Che fare, allora? Dovremo lavorare al nostro interno. Dovremo avere le idee chiare su come fare alla svelta ad arrivare a un'unica cabina di rappresentanza. Dopodichè raggiungere un discreto equilibrio sulle cose da fare nell'immediato. Ma anche rifondare il nostro modo di pensare. Dobbiamo essere noi, i veri ambientalisti. Dovremo comunicare anche quello che abbiamo sempre fatto e che stiamo ancor di più facendo a favore dell'ambiente. Comunicare, sì, comunicare. E' la cosa che ci riesce di meno. Ma ce lo siamo mai chiesto perchè? Non sarà perchè la nostra classe dirigente (e chi la mantiene su) non ha gli strumenti sufficienti per farlo? L'altro giorno ho sentito di un candidato a qualche poltrona politica che continuava imperterrito a fare un comizio in una piazza...vuota. Si, vuota! Che dite, l'avrà capito che non funziona più? Non sarà il caso che anche noi si rifletta sui nuovi strumenti della comunicazione e soprattutto, soprattutto, si rifletta sui contenuti da comunicare? A quando dei bei corsi di aggiornamento (meglio ancora di preparazione di giovani leve) per dirigenti venatori?
A mio parere, di tecnica di caccia, di leggi e regole di caccia, di ecologia di zoologia e di etologia, di rapporti fra caccia e territorio, ne sappiamo: non ci insegna niente nessuno. Ma di questo nuovo mondo che ci si propone davanti, di come ci possiamo mettere in relazione, di come possiamo in qualche modo esorcizzarne i difetti, no, di questo no, non ne sappiamo abbastanza.
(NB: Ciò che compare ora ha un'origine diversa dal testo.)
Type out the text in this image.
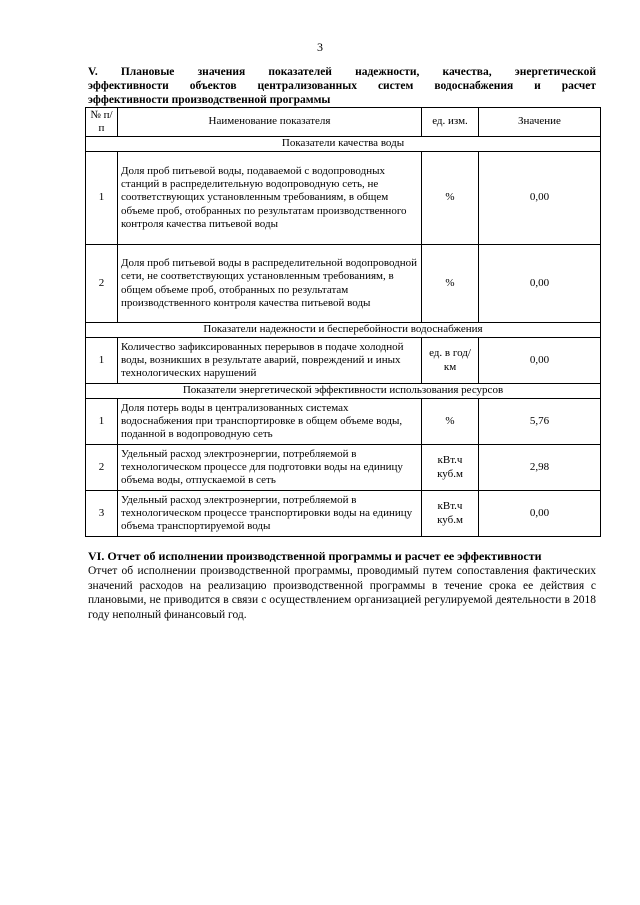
3
V. Плановые значения показателей надежности, качества, энергетической
эффективности объектов централизованных систем водоснабжения и расчет
эффективности производственной программы
№ п/п	Наименование показателя	ед. изм.	Значение
Показатели качества воды			
1	Доля проб питьевой воды, подаваемой с водопроводных станций в распределительную водопроводную сеть, не соответствующих установленным требованиям, в общем объеме проб, отобранных по результатам производственного контроля качества питьевой воды	%	0,00
2	Доля проб питьевой воды в распределительной водопроводной сети, не соответствующих установленным требованиям, в общем объеме проб, отобранных по результатам производственного контроля качества питьевой воды	%	0,00
Показатели надежности и бесперебойности водоснабжения			
1	Количество зафиксированных перерывов в подаче холодной воды, возникших в результате аварий, повреждений и иных технологических нарушений	ед. в год/ км	0,00
Показатели энергетической эффективности использования ресурсов			
1	Доля потерь воды в централизованных системах водоснабжения при транспортировке в общем объеме воды, поданной в водопроводную сеть	%	5,76
2	Удельный расход электроэнергии, потребляемой в технологическом процессе для подготовки воды на единицу объема воды, отпускаемой в сеть	кВт.ч куб.м	2,98
3	Удельный расход электроэнергии, потребляемой в технологическом процессе транспортировки воды на единицу объема транспортируемой воды	кВт.ч куб.м	0,00
VI. Отчет об исполнении производственной программы и расчет ее эффективности

Отчет об исполнении производственной программы, проводимый путем сопоставления фактических значений расходов на реализацию производственной программы в течение срока ее действия с плановыми, не приводится в связи с осуществлением организацией регулируемой деятельности в 2018 году неполный финансовый год.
E allora, visto che qualcosa si muove, visto che molti giovani che hanno a cuore il futuro della caccia ce ne comincia ad essere, visto che qualcosa si muove, cominciamo subito a mettere a fuoco le strategie. E non facciamo come coloro che di fronte a un Galileo che sapeva che il mondo funzionava in maniera diversa, pensarono più al loro "quieto" vivere piuttosto che a diffondere la lieta novella.